Впереди Второй армии тоже ничего не светило: Германия подготовилась к вторжению. Съестные припасы вывезены до последней крошки, в городке Нейденбурге, который вообще-то приглянулся Макару, немцы, отступая, пустили “красного петуха”. Вместе с другими “штрафниками” Стожаров сутки тушил горевшие магазины и продовольственные склады, за что Семечкин пообещал, если кто-то из них останется в живых, представить героев к награде.

К тому же в день, когда наш Макар пересек южную границу Восточной Пруссии – двадцать первого августа 1914 года, – произошло солнечное затмение, о чем рядовых и унтер-офицеров заблаговременно предупреждали, детально разъясняя суть этого космического явления. (Что интересно, лунная тень прошла по местам всех грядущих боев Первой мировой войны!) Но солдаты посчитали это дурным предзнаменованием.

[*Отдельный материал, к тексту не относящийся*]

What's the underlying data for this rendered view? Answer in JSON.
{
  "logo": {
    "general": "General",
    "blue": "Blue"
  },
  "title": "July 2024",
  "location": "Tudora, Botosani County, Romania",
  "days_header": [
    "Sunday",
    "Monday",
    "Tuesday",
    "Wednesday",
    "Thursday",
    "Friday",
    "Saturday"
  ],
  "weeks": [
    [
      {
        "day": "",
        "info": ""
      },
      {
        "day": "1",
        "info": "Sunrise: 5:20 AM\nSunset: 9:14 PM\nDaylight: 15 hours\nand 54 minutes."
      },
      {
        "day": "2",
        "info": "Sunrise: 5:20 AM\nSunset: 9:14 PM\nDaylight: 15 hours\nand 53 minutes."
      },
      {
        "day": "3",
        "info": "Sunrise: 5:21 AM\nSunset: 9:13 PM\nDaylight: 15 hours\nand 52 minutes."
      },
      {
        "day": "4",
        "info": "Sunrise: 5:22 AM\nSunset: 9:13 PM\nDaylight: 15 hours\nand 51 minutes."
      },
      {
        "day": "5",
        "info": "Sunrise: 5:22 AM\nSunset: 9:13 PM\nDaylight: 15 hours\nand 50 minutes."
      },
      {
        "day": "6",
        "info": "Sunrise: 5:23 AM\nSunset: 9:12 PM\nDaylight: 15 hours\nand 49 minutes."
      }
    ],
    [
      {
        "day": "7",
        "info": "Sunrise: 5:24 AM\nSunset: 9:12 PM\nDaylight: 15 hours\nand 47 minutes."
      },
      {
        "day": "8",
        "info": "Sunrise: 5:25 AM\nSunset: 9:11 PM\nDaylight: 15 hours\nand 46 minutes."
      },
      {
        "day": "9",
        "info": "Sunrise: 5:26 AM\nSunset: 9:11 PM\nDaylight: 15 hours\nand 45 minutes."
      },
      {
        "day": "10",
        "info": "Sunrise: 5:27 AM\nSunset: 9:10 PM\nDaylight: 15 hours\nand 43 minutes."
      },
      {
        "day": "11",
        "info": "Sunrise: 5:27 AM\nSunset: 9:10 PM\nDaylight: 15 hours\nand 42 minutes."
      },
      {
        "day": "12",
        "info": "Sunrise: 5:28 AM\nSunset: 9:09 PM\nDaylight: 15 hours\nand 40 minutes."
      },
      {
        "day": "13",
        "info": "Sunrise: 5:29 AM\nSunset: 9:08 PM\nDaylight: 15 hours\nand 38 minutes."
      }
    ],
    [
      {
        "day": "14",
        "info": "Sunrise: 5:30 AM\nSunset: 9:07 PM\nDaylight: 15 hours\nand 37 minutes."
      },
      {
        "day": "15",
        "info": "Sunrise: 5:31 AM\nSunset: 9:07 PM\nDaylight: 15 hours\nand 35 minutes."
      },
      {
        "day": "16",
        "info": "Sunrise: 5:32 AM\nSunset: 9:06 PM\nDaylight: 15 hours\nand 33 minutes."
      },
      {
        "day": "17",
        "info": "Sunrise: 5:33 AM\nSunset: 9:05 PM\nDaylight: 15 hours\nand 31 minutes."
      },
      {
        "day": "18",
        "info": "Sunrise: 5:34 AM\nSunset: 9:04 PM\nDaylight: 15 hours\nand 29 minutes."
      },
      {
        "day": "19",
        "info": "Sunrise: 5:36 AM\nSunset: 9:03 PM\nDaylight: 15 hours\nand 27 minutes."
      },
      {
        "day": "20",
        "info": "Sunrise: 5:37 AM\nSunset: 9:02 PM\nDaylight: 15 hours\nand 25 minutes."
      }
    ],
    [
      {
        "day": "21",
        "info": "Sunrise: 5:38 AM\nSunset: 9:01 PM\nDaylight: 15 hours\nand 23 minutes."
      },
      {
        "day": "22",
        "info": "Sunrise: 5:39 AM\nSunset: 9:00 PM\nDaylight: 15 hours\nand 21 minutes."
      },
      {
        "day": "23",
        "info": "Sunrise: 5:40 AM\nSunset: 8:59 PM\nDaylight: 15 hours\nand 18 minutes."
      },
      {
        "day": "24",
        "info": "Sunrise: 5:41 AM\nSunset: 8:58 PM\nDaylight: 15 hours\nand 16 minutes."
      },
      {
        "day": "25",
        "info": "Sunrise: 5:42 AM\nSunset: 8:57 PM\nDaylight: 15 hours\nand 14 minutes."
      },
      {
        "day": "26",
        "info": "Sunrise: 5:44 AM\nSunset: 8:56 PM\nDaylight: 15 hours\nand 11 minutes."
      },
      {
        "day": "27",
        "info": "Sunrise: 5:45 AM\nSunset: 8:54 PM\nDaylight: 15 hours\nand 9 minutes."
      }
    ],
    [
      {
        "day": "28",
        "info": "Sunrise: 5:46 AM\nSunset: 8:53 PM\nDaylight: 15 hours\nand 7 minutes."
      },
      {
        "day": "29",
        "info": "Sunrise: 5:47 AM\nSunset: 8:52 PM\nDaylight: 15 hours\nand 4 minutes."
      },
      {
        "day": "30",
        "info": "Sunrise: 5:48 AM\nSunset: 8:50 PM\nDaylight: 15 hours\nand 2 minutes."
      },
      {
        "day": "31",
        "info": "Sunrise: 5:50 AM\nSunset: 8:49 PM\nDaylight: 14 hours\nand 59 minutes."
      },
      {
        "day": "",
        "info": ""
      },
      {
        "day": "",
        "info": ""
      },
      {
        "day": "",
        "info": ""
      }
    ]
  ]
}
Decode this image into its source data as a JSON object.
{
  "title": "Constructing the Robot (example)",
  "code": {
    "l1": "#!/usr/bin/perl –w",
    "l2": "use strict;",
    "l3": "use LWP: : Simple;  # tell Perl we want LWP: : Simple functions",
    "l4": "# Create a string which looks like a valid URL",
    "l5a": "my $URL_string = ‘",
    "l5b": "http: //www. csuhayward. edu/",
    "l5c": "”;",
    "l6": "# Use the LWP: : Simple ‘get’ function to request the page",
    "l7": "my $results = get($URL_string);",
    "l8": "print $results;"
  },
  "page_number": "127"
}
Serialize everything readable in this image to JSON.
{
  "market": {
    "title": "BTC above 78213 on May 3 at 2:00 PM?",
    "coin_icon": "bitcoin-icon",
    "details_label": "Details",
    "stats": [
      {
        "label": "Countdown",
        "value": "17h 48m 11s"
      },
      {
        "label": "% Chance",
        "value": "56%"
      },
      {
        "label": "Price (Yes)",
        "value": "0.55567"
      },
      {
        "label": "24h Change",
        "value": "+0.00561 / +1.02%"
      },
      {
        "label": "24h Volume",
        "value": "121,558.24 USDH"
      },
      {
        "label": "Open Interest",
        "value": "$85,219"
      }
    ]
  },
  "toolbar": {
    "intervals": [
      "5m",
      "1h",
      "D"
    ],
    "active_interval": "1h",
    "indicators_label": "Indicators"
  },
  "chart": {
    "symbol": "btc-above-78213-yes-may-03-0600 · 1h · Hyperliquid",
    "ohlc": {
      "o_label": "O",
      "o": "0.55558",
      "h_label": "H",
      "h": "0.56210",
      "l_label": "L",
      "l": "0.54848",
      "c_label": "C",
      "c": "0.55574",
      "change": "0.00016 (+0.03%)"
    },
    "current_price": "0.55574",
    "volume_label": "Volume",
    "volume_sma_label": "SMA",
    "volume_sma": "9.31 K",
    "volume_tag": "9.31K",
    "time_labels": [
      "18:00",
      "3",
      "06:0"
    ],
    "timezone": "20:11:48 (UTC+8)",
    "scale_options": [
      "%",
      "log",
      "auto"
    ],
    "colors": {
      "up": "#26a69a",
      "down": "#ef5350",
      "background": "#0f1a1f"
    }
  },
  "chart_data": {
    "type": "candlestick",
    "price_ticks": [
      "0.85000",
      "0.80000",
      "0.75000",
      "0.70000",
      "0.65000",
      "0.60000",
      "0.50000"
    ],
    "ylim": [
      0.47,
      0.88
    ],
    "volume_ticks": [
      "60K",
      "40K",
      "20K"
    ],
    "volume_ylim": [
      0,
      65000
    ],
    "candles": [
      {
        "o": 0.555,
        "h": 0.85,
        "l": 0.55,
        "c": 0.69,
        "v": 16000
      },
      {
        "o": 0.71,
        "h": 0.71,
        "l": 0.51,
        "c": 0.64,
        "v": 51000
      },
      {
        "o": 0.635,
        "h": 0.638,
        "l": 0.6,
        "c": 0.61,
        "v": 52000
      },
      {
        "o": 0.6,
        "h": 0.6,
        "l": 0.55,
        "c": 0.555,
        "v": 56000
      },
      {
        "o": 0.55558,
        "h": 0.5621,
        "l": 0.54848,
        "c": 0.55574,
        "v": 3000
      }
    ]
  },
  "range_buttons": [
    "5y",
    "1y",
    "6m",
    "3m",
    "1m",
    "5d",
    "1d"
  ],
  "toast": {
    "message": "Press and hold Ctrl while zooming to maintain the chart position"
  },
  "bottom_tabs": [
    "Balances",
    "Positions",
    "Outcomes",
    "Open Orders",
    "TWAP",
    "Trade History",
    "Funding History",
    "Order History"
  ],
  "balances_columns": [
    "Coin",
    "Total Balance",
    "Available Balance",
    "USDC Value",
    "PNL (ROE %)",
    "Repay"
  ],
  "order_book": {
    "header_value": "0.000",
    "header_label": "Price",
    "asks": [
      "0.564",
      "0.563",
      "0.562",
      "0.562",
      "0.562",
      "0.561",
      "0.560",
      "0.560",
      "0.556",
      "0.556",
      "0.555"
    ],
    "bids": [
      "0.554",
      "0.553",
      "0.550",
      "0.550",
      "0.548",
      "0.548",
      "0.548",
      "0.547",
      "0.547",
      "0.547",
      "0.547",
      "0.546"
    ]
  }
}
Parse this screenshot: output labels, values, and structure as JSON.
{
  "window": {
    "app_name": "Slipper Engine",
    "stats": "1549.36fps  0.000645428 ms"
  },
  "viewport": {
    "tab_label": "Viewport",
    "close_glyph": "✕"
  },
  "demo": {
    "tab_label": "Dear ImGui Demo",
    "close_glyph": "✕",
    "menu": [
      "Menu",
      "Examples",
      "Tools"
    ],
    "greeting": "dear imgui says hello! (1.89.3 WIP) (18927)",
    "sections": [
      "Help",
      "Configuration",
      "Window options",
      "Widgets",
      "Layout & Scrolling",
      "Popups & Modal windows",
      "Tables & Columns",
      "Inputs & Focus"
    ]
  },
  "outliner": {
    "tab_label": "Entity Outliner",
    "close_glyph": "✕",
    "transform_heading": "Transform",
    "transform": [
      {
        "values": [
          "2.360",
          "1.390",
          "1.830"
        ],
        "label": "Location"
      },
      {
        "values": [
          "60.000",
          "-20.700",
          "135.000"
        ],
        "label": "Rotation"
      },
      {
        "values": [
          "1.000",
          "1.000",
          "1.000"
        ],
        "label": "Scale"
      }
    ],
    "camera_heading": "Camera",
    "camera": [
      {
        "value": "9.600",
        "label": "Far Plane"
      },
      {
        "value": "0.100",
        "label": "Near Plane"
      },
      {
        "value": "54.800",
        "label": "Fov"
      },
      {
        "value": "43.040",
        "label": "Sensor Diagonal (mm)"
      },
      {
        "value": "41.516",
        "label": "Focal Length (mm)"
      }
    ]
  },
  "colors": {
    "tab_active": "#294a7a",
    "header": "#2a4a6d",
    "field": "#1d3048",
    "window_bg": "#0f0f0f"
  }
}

Макара не пугали суеверия, в Лиге самообразования ему особенно были по душе доклады о космосе, о вечности, о возможности достижения других планет и о бессмертии. В “личном деле” под номером 641 в графе “Если имеете желание учиться, то чему именно: (грамоте, наукам, искусствам, ремеслам)?” Стожаров ответил: “Математике”.

Жажда знаний его была неутолима.

В массе своей пролетарии мигом начинали клевать носом, когда темой бесед становились воскрешение и другие тайны бытия и небытия. А Макар – нет, его мучительно волновал вопрос: неужели Вселенная умрет, и всё, что останется, – это холодное пространство? И когда это будет? Еще не скоро? Или в любой момент? Так что он поднял с земли закопченное стекло, их много валялось вокруг после пожарищ, и с интересом наблюдал за лунным диском, наплывающим на солнце, пока не заполыхало огненное кольцо короны и на всю Наревскую армию, как коршун, пала тень.